So the core idea seems solid. Thank you for this!
for scientific endeavours, this should be considered a feature, not a bug.
Or for some data it would make sense to partition the data into smaller chunks instead of one huge archive. That way adding a chunk (the new year's data for a multi-year dataset perhaps) just menas releasing a new torrent with the extra srchive in and a name meaningful enough to indicate the difference. Anyone with the last set could then just download the new partition (and any modified ones).
Universities typically have great bandwidth and good peering, and already host much larger data repositories than this seems to be targeting (e.g. here's a 30-terabyte repository, http://gis.iu.edu/), so they should be able to provide space for your local scientific data. Complain if not!
It's meant to include companion datasets for published papers, and gives out DOIs so datasets can be cited in other works.
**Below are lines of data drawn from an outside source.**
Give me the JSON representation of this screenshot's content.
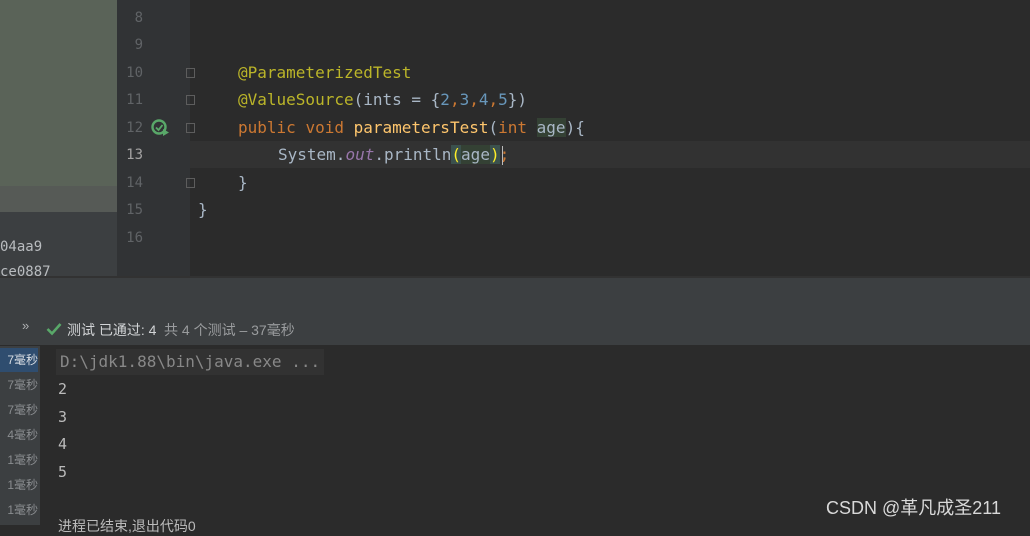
{
  "project_panel": {
    "commit_1": "04aa9",
    "commit_2": "ce0887"
  },
  "editor": {
    "line_numbers": [
      "8",
      "9",
      "10",
      "11",
      "12",
      "13",
      "14",
      "15",
      "16"
    ],
    "current_line": "13",
    "code": {
      "l10_annotation": "@ParameterizedTest",
      "l11_annotation": "@ValueSource",
      "l11_open": "(ints = {",
      "l11_n1": "2",
      "l11_c1": ",",
      "l11_n2": "3",
      "l11_c2": ",",
      "l11_n3": "4",
      "l11_c3": ",",
      "l11_n4": "5",
      "l11_close": "})",
      "l12_public": "public",
      "l12_void": "void",
      "l12_method": "parametersTest",
      "l12_open": "(",
      "l12_int": "int",
      "l12_param": "age",
      "l12_close": "){",
      "l13_system": "System.",
      "l13_out": "out",
      "l13_println": ".println",
      "l13_paren_open": "(",
      "l13_arg": "age",
      "l13_paren_close": ")",
      "l13_semi": ";",
      "l14_brace": "}",
      "l15_brace": "}"
    }
  },
  "test_status": {
    "expand_glyph": "»",
    "check_icon": "check-icon",
    "label": "测试 已通过: 4",
    "summary": "共 4 个测试 – 37毫秒"
  },
  "test_tree": {
    "durations": [
      "7毫秒",
      "7毫秒",
      "7毫秒",
      "4毫秒",
      "1毫秒",
      "1毫秒",
      "1毫秒"
    ]
  },
  "console": {
    "command": "D:\\jdk1.88\\bin\\java.exe ...",
    "output": [
      "2",
      "3",
      "4",
      "5"
    ],
    "exit_message": "进程已结束,退出代码0"
  },
  "watermark": "CSDN @革凡成圣211",
  "colors": {
    "editor_bg": "#2b2b2b",
    "panel_bg": "#3c3f41",
    "annotation": "#bbb529",
    "keyword": "#cc7832",
    "number": "#6897bb",
    "method": "#ffc66d",
    "check": "#59a869"
  }
}
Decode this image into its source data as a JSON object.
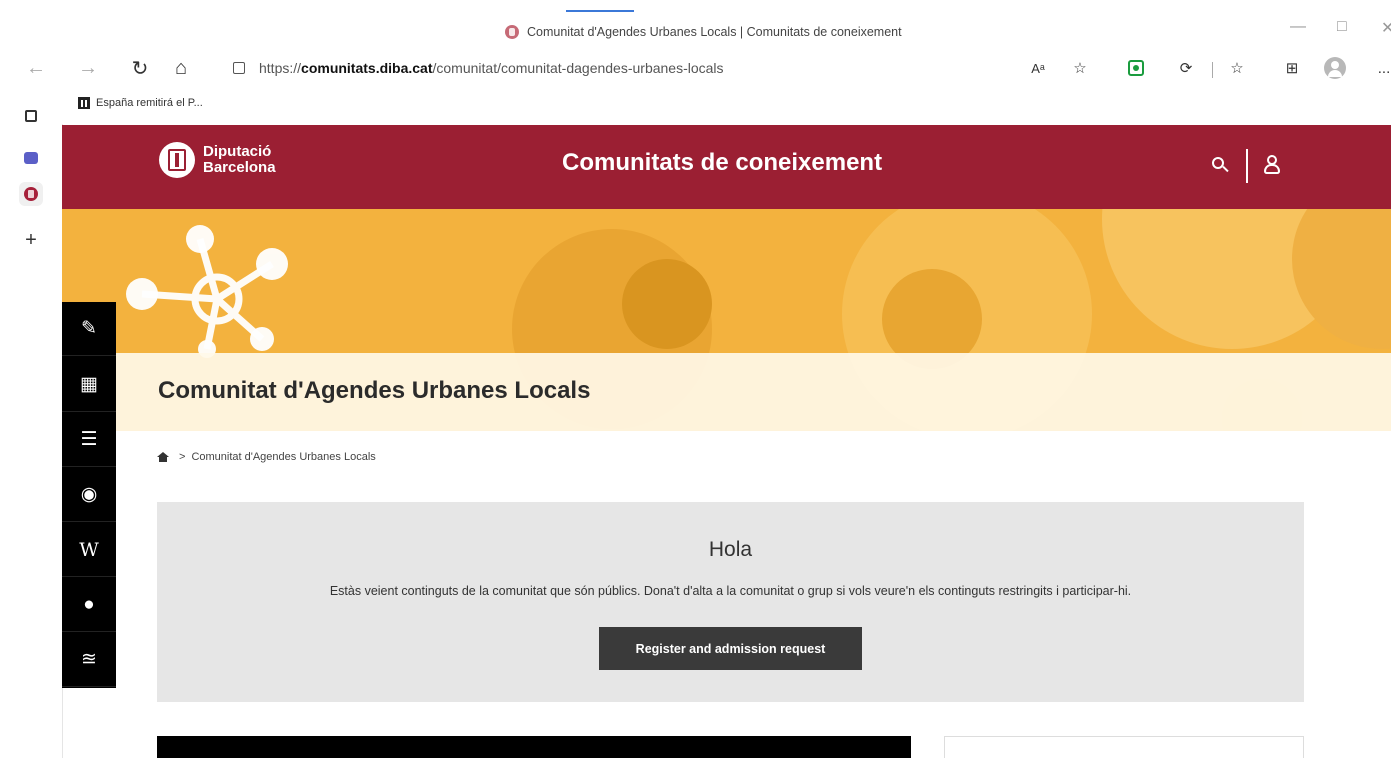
{
  "browser": {
    "tab_title": "Comunitat d'Agendes Urbanes Locals | Comunitats de coneixement",
    "url_scheme": "https://",
    "url_host": "comunitats.diba.cat",
    "url_path": "/comunitat/comunitat-dagendes-urbanes-locals",
    "favorites": [
      {
        "label": "España remitirá el P..."
      }
    ],
    "more_label": "...",
    "read_aloud_label": "Aᵃ"
  },
  "site": {
    "logo_line1": "Diputació",
    "logo_line2": "Barcelona",
    "title": "Comunitats de coneixement"
  },
  "page": {
    "title": "Comunitat d'Agendes Urbanes Locals",
    "breadcrumb_sep": ">",
    "breadcrumb_current": "Comunitat d'Agendes Urbanes Locals"
  },
  "info": {
    "title": "Hola",
    "text": "Estàs veient continguts de la comunitat que són públics. Dona't d'alta a la comunitat o grup si vols veure'n els continguts restringits i participar-hi.",
    "button_label": "Register and admission request"
  },
  "toolbar_icons": [
    "pencil-icon",
    "calendar-icon",
    "list-icon",
    "camera-icon",
    "wiki-icon",
    "chat-icon",
    "rss-icon"
  ],
  "colors": {
    "header_red": "#9b1f33",
    "banner_orange": "#f3b23e",
    "button_dark": "#3a3a3a"
  }
}
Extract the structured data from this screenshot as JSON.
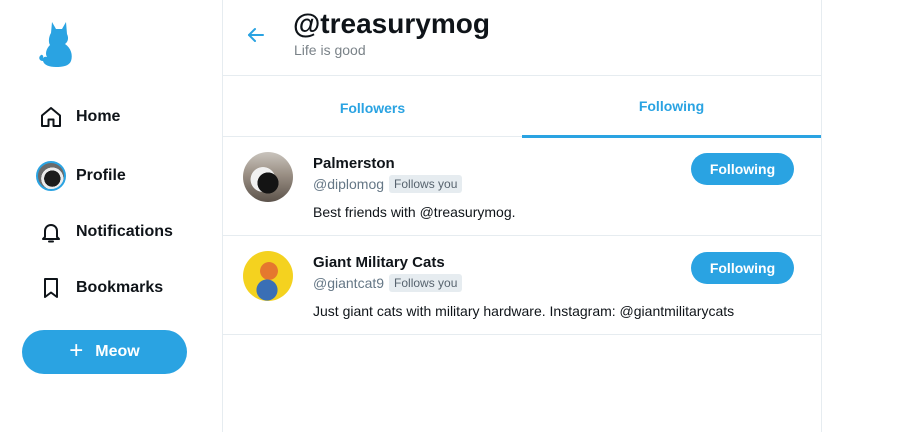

And it's mirrored at various universities to prevent loss.
For example, until a few years ago, some of our ISPs had different caps for national vs international traffic, and there were popular forks of P2P clients that allowed you to filter based on that.
We have since moved to unlimited everything, but I wouldn't be surprised if some countries still had different caps or speeds for international traffic.
But there is a need for a way to distributed large datasets that come out of nonacademic projects.
For example, the DBPedia data dumps are very slow to download at the moment.
* 100mbps unmetered 2x2tb 39 eur/mo
* 1gbps unmetered 24x2tb 349 eur/mo
* 10gbps unmetered 24x2tb 1089 eur/mo
I'm tempted to grab the first, and open a GitTip account in case anyone wants to chip in towards the second (4tb isn't a lot of space as far as this stuff goes). The third is unlikely to be useful; this stuff is long tail by its nature, so storage is probably more important.
Though in a world containing Google Fiber, would it still be a valuable service?
There's a university box seeding the torrent I'm grabbing (2011 weather patterns), but it still seems to be going quite slowly.
I simply wished that the messaging was more clear and told a story that I could tell to my friends who ultimately are "too busy" to think about the value of this product.
Unfortunately "We've designed a distributed system for sharing enormous datasets - for researchers, by researchers. The result is a scalable, secure, and fault-tolerant repository for data, with blazing fast download speeds." Just isn't a story that I can tell to my buddies and get them excited.
I think it would be pretty cool to have trending datasets on the front page (I'm sure you could do a small cron that would find the most-downloaded per-week/per-day/etc)
Also, while not a dire necessity, I think a cooler name would help this project fly farther -- You should be able to make a play on "data torrents", maybe something like datastorm/samplerain/datawave/dataswell/Acadata?
Any way, trivial stuff aside, nice implementation -- bookmarked for when I get the urge to do a data-analysis project!
Direct link: http://911datasets.org/images/911datasets.org_all_torrents_J...
I use coursera downloader because it's hard to keep up with Coursera's own schedule. I already have a ton of materials from different courses on my computer and I would be happy to make them available to everyone, but my upload speed sucks.